Ya it was a different year. We had 3 players who practiced regularly with us as to improve their games while not being on the roster at all. I am thoroughly impressed with them for showing up and taking reps all in the name of improvement. Thank you to those kids and their families. You helped us all get better.
It probably goes without saying far too often, so I will say it. Thank you. Thank you. Thank you. To the parents, the families, the players, the coaches, the volunteers, and the entire support group we all count on. You all are second to none. As one Dad from another team said to me last week, “Hey coach, you guys have a great facility here. What really stands out, is all the work you all do to make this a great experience for all of us. (Laughing, he added) And you look like you have so much fun working together”. I thanked him sincerely for taking a moment to share that with me. I heard a lot of similar commentary from coaches, parents, and officials who happened to spend time with us at the gem we know as Allard Park. So, again, thank you to all of you and those who support your efforts. Thank you to the Allard Family.

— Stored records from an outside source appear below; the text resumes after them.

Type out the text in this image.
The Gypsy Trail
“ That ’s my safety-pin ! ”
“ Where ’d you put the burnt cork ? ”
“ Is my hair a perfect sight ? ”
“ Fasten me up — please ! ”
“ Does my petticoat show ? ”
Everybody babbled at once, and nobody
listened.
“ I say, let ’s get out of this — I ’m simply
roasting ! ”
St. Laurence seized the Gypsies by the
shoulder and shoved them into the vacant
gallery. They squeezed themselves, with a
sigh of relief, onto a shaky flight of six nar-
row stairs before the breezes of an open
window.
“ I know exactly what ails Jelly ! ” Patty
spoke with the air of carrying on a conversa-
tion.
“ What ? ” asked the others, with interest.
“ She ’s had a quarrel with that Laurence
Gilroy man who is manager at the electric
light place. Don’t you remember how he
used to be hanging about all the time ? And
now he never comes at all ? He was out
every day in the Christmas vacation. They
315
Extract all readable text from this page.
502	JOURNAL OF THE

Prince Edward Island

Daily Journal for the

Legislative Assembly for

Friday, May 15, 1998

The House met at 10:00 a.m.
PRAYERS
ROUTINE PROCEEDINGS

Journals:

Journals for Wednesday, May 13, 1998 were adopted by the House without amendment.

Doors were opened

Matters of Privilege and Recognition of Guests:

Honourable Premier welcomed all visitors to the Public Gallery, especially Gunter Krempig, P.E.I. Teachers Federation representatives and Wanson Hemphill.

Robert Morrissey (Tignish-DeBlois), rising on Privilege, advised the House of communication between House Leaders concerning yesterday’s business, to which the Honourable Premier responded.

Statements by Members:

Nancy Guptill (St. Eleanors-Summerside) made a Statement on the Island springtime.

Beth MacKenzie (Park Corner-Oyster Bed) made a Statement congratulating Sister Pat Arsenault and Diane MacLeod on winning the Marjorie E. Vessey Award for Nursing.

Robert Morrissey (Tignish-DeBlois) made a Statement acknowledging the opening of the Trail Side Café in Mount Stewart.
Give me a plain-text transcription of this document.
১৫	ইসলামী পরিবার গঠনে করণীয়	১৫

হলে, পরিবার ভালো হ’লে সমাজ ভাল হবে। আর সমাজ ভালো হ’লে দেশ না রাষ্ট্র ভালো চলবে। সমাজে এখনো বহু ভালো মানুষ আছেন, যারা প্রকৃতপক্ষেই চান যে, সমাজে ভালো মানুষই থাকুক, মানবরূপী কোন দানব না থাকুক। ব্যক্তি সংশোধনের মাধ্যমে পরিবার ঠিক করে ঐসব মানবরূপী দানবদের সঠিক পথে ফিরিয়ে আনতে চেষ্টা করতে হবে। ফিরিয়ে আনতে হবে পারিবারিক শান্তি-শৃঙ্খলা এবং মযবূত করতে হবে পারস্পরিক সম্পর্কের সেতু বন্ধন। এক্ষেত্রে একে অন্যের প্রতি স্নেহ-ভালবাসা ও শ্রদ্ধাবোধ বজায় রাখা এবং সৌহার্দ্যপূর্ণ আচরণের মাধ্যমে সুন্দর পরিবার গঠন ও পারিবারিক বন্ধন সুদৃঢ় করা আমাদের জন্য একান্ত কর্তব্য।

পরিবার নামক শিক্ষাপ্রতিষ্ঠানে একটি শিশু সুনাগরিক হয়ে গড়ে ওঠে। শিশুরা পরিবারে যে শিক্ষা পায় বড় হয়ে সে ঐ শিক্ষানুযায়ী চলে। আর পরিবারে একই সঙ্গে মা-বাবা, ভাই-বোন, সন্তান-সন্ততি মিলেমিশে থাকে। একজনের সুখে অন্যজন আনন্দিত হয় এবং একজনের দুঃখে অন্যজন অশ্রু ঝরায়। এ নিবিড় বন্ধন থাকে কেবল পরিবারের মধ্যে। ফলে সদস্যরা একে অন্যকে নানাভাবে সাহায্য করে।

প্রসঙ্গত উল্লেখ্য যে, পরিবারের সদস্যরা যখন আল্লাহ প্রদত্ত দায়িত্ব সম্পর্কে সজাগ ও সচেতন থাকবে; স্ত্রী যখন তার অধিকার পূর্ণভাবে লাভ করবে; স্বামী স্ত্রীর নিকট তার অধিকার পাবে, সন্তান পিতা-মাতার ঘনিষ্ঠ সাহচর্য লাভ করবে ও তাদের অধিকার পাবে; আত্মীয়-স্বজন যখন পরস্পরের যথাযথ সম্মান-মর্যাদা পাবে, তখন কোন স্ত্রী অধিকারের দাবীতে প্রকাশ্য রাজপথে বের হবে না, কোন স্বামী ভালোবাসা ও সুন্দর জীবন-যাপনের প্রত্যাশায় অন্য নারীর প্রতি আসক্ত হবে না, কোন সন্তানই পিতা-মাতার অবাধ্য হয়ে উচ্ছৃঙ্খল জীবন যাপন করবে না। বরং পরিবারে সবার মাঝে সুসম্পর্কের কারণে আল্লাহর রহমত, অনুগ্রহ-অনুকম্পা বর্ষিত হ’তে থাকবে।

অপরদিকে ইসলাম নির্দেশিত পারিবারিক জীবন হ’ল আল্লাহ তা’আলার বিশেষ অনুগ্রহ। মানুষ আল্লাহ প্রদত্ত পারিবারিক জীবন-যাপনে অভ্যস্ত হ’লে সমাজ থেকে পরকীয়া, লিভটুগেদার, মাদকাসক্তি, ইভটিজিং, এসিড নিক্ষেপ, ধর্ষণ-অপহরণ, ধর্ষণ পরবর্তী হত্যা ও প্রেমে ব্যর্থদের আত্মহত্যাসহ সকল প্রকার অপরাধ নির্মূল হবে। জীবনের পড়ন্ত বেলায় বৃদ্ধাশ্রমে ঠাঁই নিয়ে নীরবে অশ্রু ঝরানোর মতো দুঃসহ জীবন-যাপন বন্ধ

Finally, I point out that several folks approached me with encouragement as they relayed their own perspective of how much they thought the team had grown or improved, or both. As a coaching staff, we don’t have the effect on these young men to the level a college football coach might have over four years, but I think there’s a valid lesson in a quote from the great coach, Amos “Alonzo” Stagg when he was asked if one of his college football teams was his best team ever, he answered: “Is this my best team ever? I won’t know that for another 20 years or so.”
So many things to learn. How to improve mechanics. How to make this play or that one. What to do in a game situation. Situational thinking and execution. So many lessons. How to be a better teammate. How to overcome adversity. How to win and lose with grace. How to approach each opportunity to be on the field. How to carry yourself as a fine young man. The list goes on and on.
I am proud of the team, and how hard they worked to improve. I got to see them raise their compete level to a previously unprecedented height, without losing sight of the game, or respect for their opponent. I love the spirit shared, as they willed flawless execution for one another while working to do their best on the splendid symmetry of the diamond. It was my pleasure to work with all of you. And despite me getting fired up to make a point every once in a while, I am truly humbled and honored to walk among you all, and be called coach.